Cuando tienen hijos, y alguno de ellos destaca una característica venezolana, rápidamente lo apodan “El Veneco”, y si ésta característica es más apropiada del otro lado del puente (Puente Internacional “Simón Bolívar”), lo apodan “El Cachaco”. Esto me trae más confusión, porque nunca puedo discernir cuál de ellos es “El Veneco” y cual “El Cachaco”, por lo cual ambos, con risa cómplice, se burlan de mi enredo.

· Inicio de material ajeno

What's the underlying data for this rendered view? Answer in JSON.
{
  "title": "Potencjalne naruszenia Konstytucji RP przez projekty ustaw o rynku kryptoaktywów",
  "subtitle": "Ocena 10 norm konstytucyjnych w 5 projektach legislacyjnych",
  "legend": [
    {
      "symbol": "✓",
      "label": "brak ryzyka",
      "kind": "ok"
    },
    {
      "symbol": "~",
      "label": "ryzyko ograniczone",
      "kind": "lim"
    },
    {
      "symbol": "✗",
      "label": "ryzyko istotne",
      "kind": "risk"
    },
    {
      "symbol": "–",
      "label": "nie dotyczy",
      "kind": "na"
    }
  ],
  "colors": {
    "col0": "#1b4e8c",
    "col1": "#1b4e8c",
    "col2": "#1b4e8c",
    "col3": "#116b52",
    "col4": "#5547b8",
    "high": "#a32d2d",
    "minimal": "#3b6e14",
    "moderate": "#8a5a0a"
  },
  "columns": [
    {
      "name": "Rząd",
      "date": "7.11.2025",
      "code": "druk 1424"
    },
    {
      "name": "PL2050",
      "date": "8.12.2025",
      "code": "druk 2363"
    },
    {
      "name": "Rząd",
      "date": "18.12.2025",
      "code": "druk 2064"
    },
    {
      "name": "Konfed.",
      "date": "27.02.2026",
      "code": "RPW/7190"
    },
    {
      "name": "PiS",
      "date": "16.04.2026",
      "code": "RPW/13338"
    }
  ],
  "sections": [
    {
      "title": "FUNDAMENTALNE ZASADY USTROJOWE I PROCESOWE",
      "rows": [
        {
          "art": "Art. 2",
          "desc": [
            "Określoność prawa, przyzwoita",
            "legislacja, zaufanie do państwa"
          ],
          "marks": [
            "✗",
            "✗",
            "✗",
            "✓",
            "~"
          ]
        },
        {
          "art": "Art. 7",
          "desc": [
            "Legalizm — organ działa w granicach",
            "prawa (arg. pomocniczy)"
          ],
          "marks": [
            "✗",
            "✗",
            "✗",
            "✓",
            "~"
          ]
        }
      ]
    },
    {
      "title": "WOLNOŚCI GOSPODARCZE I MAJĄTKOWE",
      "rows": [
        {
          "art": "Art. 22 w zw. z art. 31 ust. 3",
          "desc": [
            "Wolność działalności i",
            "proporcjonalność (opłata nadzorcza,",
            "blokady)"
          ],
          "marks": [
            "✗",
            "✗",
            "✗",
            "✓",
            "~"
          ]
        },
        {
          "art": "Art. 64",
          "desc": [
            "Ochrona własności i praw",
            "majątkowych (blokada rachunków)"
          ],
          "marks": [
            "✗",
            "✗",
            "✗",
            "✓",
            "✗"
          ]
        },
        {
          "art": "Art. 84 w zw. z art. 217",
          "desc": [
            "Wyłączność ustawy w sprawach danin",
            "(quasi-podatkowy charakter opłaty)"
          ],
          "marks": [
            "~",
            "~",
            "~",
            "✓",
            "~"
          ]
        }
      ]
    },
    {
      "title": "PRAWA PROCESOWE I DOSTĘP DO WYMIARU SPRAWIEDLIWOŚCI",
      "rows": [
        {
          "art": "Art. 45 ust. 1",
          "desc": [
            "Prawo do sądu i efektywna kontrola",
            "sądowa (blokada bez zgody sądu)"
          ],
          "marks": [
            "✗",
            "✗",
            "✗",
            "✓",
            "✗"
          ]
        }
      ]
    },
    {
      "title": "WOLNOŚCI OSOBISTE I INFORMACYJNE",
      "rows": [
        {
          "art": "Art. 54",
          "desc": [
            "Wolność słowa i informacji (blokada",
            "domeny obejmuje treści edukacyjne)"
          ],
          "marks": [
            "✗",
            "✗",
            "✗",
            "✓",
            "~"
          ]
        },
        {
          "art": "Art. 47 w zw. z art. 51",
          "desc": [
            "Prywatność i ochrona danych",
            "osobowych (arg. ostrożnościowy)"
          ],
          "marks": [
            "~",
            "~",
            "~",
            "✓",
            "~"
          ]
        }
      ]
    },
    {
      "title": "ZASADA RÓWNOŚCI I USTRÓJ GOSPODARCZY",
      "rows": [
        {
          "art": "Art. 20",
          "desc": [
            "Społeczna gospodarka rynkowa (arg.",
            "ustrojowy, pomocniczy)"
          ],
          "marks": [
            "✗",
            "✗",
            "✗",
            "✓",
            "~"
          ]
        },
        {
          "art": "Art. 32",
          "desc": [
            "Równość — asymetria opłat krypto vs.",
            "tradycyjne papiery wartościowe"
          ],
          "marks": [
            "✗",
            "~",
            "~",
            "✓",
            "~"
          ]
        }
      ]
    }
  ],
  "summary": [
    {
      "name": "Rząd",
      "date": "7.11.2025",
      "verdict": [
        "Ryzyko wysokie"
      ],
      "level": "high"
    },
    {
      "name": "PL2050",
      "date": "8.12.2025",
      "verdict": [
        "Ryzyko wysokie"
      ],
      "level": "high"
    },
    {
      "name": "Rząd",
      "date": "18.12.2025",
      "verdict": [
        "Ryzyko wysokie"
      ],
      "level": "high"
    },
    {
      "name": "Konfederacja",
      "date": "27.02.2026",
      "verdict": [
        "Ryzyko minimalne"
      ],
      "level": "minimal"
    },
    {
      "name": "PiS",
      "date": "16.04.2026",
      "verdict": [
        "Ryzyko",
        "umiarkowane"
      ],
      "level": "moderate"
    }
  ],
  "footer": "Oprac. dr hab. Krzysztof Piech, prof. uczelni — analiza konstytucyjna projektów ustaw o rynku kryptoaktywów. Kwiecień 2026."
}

Me casé hace diez años con una venezolana, María, llanera para más señas, de Calabozo, estado Guárico. Ella vino a parar aquí por uno de esos avatares de la vida, y yo, al verla por primera vez, supe que era la mujer de mi vida. Cuando se percibe la mirada del amor no hacen falta muchas explicaciones, es una magia que te envuelve, y eso es lo más hermoso de la vida.
María y yo tuvimos dos hijos, Luis Carlos y John Jairo, que nacieron en San Antonio, y ahora estudian la primaria en un internado de Cúcuta. Los vemos los fines de semana, cuando están libres. María los va a buscar y los trae a casa.
Hace unos días, cuando llegué a casa, encontré a María angustiada entre noticias de cierre de frontera y movilización de unidades de combate del ejército de Venezuela. Los tambores de la guerra resonaron en el Táchira. Lo que hicimos fue llorar toda la noche, pues nuestros hijos estaban del otro lado, posiblemente con mayor angustia que nosotros. No supimos qué hacer, dónde ir, ni siquiera entendíamos los motivos de la lucha. Tenemos tantos amigos en ambos lados que nos aterrorizaba la mera posibilidad de vernos enfrentados. Nos conocemos de toda la vida, y somos hermanos de sangre, de destinos y circunstancias.
Gracias a Dios los tambores dejaron de sonar, y en su lugar retumbó un concierto multitudinario, realizado en el propio puente, al que llamaron, muy apropiadamente, “Paz sin fronteras”.
Claro que nos fuimos todos, junto a los niños, que no tuvieron clases el lunes siguiente, y una enorme legión de vecinos y amigos.
Allá nos encontramos con multitud de amigos y conocidos, brindamos con ron y aguardiente, bailamos, cantamos, reímos, nos abrazamos, nos sentimos uno en medio de una raya fronteriza que ninguno de nosotros, ni antes ni después, atina a ver.